Por JOSÉ RICARDO FIGUEIREDO*
As críticas da esquerda ao governo Lula misturam questões válidas (austeridade, acordos comerciais) com generalizações equivocadas. Priorizar combate ao rentismo e ao fascismo – não purismos ideológicos – é essencial para avançar
1.
Críticas à política econômica do atual governo brasileiro têm sido freqüentes na esquerda, e se refletem nesta revista. Comento a seguir dois textos nesta linha, começando por “Donald Trump, o mundo e adjacências”, de Gilberto Maringoni, postado no site A Terra é Redonda, que assim avalia o governo desta nossa “adjacência” do mundo:
“Reafirmam-se dogmas de austeridade. Aceita-se um acordo de livre-comércio entre o Mercosul e a União Européia que pode impactar ainda mais a indústria brasileira, as turbulências abrem oportunidades para a venda de soja para a China, o ministro da Fazenda vai aos EUA negociar favores para que as big techs instalem data centers no Brasil e ampliam-se políticas de concessões para campos de petróleo e empresas de energia, entre outras medidas”.
“É isso mesmo? Face à destruição de parâmetros civilizatórios, a saída é desmontar o Estado e voltar ao bom e velho fazendão de país colonial. A vida se complica quando recuos e falta de ousadia aparecem encobertos pelo duvidoso manto da sensatez e da aversão ao risco.”
Não tenho elementos para avaliar as negociações de Fernando Haddad nos EUA. Sei que, nos mesmos dias, Lula mantinha negociações na Rússia e na China. A pluralidade de parceiros é positiva, sem entrar no mérito dos acordos.
Há pontos muito importantes nas críticas de Gilberto Maringoni. Em particular, sua visão sobre o acordo Mercosul-União Europeia é referendada pelo conjunto dos economistas desenvolvimentistas. Mas nem todas as críticas se aplicam.
Sendo abertas oportunidades para maior venda de soja para a China, não há razão para desperdiçá-las. A exportação agrícola não é necessariamente antagônica ao desenvolvimento industrial. Não nos condena, por si mesma, a voltarmos ao “fazendão de país colonial”, tanto é que nem EUA ou Rússia negligenciam as exportações agrícolas. Cabe aproveitar o maior ganho de divisas com a soja, evitando que isto estimule desmatamento ou desabastecimento do mercado interno.
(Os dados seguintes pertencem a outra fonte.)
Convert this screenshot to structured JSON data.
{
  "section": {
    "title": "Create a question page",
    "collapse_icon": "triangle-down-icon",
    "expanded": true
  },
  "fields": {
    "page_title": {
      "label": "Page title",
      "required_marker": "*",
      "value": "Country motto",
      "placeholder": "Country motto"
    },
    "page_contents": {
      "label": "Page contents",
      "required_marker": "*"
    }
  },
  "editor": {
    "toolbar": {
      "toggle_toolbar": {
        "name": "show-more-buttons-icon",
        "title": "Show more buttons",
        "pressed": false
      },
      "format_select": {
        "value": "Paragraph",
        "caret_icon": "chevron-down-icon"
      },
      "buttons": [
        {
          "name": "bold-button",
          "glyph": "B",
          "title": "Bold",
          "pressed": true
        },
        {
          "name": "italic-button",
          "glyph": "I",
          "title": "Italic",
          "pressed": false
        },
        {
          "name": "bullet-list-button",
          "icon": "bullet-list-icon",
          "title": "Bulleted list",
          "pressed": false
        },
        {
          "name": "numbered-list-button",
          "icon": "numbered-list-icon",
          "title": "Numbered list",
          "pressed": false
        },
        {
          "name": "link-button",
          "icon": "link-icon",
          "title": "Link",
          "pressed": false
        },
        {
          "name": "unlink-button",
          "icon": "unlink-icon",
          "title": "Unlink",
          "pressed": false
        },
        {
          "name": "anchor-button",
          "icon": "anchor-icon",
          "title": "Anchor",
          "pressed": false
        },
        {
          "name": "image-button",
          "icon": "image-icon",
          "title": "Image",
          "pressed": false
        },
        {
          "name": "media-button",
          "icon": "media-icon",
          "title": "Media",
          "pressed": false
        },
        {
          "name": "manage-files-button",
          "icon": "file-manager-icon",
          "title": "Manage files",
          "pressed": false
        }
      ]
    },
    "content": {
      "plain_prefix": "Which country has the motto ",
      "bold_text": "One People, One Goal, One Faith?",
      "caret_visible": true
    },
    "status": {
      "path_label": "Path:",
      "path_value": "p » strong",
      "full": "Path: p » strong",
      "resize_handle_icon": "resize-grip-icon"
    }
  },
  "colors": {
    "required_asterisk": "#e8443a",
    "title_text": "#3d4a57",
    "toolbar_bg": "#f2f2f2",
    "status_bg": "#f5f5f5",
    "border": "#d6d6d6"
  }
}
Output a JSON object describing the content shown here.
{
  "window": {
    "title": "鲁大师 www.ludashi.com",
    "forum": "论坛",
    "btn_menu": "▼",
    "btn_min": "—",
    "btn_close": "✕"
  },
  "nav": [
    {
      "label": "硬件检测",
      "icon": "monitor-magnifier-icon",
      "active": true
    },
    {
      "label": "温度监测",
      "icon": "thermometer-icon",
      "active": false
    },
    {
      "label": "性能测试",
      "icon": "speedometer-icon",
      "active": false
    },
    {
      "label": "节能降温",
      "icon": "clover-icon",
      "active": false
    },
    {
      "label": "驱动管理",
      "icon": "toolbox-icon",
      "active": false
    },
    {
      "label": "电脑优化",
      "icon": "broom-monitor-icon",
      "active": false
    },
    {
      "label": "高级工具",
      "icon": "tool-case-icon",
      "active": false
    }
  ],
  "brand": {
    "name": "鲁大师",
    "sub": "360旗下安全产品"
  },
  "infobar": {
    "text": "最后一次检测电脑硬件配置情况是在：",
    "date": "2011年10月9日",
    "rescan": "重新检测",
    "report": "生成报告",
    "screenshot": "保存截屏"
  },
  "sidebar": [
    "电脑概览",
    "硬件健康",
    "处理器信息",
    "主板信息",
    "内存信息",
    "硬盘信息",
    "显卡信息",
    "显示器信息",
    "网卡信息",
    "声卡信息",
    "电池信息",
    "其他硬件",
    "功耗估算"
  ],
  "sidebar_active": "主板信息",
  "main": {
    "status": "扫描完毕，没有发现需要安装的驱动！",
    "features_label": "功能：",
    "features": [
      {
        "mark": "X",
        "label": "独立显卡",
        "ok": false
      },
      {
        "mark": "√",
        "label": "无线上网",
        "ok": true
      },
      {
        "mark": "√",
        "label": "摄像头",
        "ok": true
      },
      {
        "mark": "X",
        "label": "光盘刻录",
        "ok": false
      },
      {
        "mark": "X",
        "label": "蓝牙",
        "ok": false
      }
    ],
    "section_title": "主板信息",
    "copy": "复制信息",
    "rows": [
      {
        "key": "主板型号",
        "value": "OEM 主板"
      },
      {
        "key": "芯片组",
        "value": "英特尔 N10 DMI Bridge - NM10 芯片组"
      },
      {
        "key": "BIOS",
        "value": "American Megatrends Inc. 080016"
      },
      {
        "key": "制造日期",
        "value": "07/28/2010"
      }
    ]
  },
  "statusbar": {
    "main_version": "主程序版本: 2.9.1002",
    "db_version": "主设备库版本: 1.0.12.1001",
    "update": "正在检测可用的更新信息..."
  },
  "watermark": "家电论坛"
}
A crítica à austeridade fiscal é mais recorrente, pois tem sido usada, de fato, como dogma pelo mercado financeiro e, portanto, pela imprensa e pela maioria congressual que o servem, bloqueando políticas contra-cíclicas.
Mas austeridade, responsabilidade ou equilíbrio fiscal é uma necessidade objetiva, no sentido de que desequilíbrios fiscais ou aumentam a dívida pública, comprometendo orçamentos futuros, ou requerem maior emissão monetária, que pode promover inflação ou hiper-inflação, se descontrolada. O único país que tem conseguido sustentar sucessivos déficits orçamentários (além dos déficits comerciais) são os EUA, por razões muito específicas, e tudo indica estarmos presenciando os estertores desta singularidade.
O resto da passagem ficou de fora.